Wednesday, November 15, 2006

Addictions



Play Deal or No Deal!
Admit it, some of you are addicted too.



I stole this from Outhouse Rag who apparently got it from NBC directly. Have Fun!

Wednesday, November 08, 2006

Always going forward... 'cause we can't find reverse!

When I was a boy I thought that Star Trek was science fiction. In High School I had a teacher expose me to the real thing and I realized that Star Trek is just mind-candy. Funny, funny mind-candy. Thanks to Falwyn, my cousin, for bringing it to my attention and to the Star Trek Inspirational Posters creator, whomever they may be.

Incoming!

So today I go and Vote, and I'm feeling a little bit better about the world. A little bit of harmless self-delusion that my voice has an impact on the world. Then I turn in my BOGWaiver and they say I can find out if I qualify by Friday, "Everything's shiny Captain!". Then I go to work. Have I mentioned before that my employer sucks ASS. This week several routes and at least one schedule changed, add the new driver schedules, crappy vehicles, and a smattering of Need-to-know-basis attitude and PRESTO! Confusion reigns supreme. So while I'm trying to give directions to two drivers that failed to get route sheets and deal with two vehicles that are breaking down my boss rushes in and is panicked because he just got a call from the client; apparently our drivers didn't honor a stop that was created YESTERDAY at FIVE PM. Then the General Manager comes into the room, while I'm on the phone or radio or something and says, "I hope this isn't somebody trying to sabotage us." Yeah, that's right folks, SHE ALREADY THINKS SHE FIGHTING TRANSIT WAR! THE FUCKING BITCH THINKS EVERY DRIVER IS OUT TO GET HER! AND SHE'S GOT A PLAN TO GET THEM FIRST! I am pissed. This insecure little, slept-my-way-to-the-top, wench is the worst manager I've ever worked for - bar none. She's increasing the micro-management factor, is out to get any driver that has an opinion of their own, and doesn't have a clue how to treat other human beings. Now you want to hear the upside to all this? My boss would probably understand all the "Bring-Your-Own-Lube" jokes the drivers tell. His ass is being ridden so hard that he's starting to get all buddy-buddy with me. So much for the "don't make friends with the people you supervise" chat he gave me. After The General left my office he told me that it had come to his attention that another person may have used my radio on some evening in the unspecified past.
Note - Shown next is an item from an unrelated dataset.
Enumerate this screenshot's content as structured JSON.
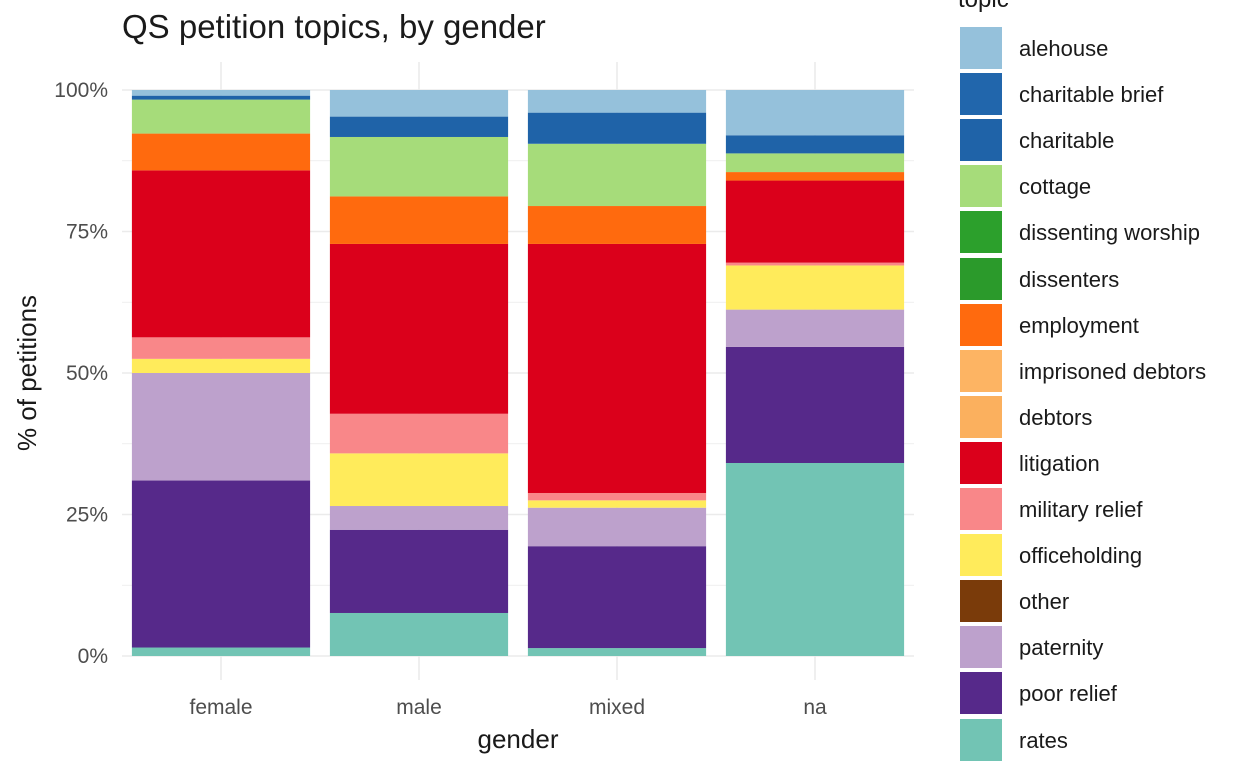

I said yeah, ok, so... and he said that kind of thing was "illegal" and could cost myself, the other person, and him our jobs, if it happened again. I'd like to think of myself as a quick thinker, and occasionally I come up with something good, so I immediately reminded him that I am basically alone for the second half of my shift and occasionally need a bathroom break, hence the past occurrences, and he said that in the future I would have to take a handheld radio with me everywhere. What a crock of... :-) well, you know.
So today I'm really glad that the Union has filed for a vote, it can't come soon enough. And I'm going to go back on my vow of peace, it's time to bust out the ammunition for Transit War. Everybody keep you head down... Incoming!

Friday, November 03, 2006

Plagiarism

I saw this and couldn't resist posting a link (or two, or three) to Pumpkin Carving with Klingons. I stole it from Outhouse Rag.